By way of example: we are currently carrying out a campaign where we show messages to some people asking them to identify if selected account names are real or pseudonyms.
That information is used to improve the quality of our name detection algorithms so we can help those people bring their accounts back in line with our rules.
It seems that many of the "likes" on brands' pages - big companies and small - come from countries like Egypt and the Philippines, from people who "like" just about anything. That's good for Facebook - every click on an ad earns you money - but are advertisers getting a good deal?
This doesn't represent the experience of most advertisers on Facebook. The examples that you have mentioned are really unusual and seem to be the result of some bad advertising practice.
Looking at the test case you flagged - the person has, for some reason, taken a scatter-gun approach to distributing their ads, sending them to multiple countries with little or no demographer targeting.
In the real world, if you hand out flyers for a pizza restaurant in Birmingham to people in Beijing and Mexico City, then you're not going to get the customers you want. The same applies to online advertising.

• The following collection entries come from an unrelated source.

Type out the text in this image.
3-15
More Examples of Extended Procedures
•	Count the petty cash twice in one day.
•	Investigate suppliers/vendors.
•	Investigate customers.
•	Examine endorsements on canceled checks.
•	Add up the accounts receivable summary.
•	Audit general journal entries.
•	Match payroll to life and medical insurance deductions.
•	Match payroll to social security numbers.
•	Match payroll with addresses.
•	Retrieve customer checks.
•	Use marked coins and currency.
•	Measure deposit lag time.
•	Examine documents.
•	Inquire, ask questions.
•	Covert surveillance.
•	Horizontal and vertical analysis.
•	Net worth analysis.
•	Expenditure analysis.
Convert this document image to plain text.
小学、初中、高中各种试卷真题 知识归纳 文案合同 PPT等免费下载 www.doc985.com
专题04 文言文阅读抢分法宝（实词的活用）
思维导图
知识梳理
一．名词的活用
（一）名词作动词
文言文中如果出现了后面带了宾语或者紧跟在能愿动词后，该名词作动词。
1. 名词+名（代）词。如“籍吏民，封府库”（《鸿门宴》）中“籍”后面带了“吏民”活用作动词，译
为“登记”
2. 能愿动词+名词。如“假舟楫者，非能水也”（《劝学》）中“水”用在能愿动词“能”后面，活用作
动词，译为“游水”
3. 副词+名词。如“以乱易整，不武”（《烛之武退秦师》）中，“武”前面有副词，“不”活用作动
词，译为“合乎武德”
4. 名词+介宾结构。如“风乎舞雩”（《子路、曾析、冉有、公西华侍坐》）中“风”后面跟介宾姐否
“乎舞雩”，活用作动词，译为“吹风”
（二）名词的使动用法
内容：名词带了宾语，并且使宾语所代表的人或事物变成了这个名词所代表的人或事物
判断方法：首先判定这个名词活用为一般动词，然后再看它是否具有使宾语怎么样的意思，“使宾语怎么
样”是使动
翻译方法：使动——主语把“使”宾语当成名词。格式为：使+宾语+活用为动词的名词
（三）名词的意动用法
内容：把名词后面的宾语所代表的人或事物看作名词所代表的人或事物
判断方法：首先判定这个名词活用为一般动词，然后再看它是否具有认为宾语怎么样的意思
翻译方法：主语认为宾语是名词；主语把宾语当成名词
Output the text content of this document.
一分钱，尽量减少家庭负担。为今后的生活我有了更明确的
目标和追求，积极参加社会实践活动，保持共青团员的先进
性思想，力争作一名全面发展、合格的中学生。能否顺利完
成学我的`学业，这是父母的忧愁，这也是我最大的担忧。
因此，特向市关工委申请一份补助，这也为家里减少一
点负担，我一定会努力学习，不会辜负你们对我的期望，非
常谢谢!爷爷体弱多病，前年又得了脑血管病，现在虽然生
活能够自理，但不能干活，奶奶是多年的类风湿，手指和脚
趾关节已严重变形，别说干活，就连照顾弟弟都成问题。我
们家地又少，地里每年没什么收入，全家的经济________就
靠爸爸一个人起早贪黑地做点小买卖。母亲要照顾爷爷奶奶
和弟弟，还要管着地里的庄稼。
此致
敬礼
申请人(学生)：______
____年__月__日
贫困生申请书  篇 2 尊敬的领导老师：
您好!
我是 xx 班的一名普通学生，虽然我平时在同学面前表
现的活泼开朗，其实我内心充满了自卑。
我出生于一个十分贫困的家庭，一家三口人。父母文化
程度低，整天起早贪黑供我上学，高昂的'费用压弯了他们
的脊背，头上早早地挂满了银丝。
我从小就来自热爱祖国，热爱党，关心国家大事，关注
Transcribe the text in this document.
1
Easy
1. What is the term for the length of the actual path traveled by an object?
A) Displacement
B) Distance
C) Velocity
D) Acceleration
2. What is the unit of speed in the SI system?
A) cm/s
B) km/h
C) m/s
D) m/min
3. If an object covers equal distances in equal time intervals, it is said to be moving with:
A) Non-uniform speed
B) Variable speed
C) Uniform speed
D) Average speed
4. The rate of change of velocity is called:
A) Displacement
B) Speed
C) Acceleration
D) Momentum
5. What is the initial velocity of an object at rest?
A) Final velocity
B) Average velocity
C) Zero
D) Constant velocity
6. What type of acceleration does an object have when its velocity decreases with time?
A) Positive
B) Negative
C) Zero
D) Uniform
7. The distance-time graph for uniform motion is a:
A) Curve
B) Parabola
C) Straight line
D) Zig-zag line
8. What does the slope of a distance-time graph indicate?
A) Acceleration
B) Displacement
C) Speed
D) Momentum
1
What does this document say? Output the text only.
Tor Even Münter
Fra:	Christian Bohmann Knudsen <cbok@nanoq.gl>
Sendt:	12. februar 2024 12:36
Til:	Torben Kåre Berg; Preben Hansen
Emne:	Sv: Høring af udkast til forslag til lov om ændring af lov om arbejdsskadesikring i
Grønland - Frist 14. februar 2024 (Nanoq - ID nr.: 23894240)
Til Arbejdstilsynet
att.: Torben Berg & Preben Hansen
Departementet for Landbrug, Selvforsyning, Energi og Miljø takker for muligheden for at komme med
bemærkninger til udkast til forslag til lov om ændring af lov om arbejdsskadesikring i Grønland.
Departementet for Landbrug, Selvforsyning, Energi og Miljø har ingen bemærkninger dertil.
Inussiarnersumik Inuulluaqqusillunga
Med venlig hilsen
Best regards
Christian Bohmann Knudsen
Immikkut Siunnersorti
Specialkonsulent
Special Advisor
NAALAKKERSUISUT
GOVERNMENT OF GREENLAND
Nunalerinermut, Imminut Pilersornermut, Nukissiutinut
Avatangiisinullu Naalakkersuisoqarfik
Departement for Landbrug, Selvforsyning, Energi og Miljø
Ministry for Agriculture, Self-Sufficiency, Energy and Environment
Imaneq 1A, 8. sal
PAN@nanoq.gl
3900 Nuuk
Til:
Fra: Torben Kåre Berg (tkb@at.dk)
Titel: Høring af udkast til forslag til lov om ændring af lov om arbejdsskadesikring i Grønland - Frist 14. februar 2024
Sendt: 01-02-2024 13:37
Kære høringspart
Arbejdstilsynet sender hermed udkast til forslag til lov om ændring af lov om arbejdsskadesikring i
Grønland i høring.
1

With regard to your question about the number of Egyptian likes; Egypt was one of the countries targeted by this advertiser. Facebook ads are placed on the basis of competitive bidding.
Our systems balance a number of factors such as the size of the target audience in a country, the competitiveness of the market for ads at that time and levels of engagement with ads. Based on what the advertiser wants to pay - we optimise the delivery of the ads to get them the best return on their money.
It may have been in this case that sending a significant portion of the ads to Egypt worked out to be cost effective. Crucially - the advertiser said that they wanted to target users in Egypt.
However, we don't recommend that people advertise in such a broad way. It's not an effective method of using the system. The targeting tools are there for a reason, and they work.
Facebook offers the most targeted advertising of any medium.
If your business is selling alloy wheels in Manchester, then you can deliver your adverts to men aged 20-30 who live within 10 miles of the city and like Top Gear and Max Power.
That's how to make ads work for you.
If a situation develops where US and European users ignore ads while users in developing nations click randomly on them, isn't that damaging for Facebook's business model?
We don't see evidence of a "wave of likes" coming from fake users or "obsessive clickers".
With regard to the geographic origin of fans; interest in products tends to spread organically through friends and friends of friends. Often these connections will be international.
That type of fan acquisition doesn't cost companies any money.
Brands that choose to build affiliation with their pages through advertising can target which countries (and even towns) those ads reach.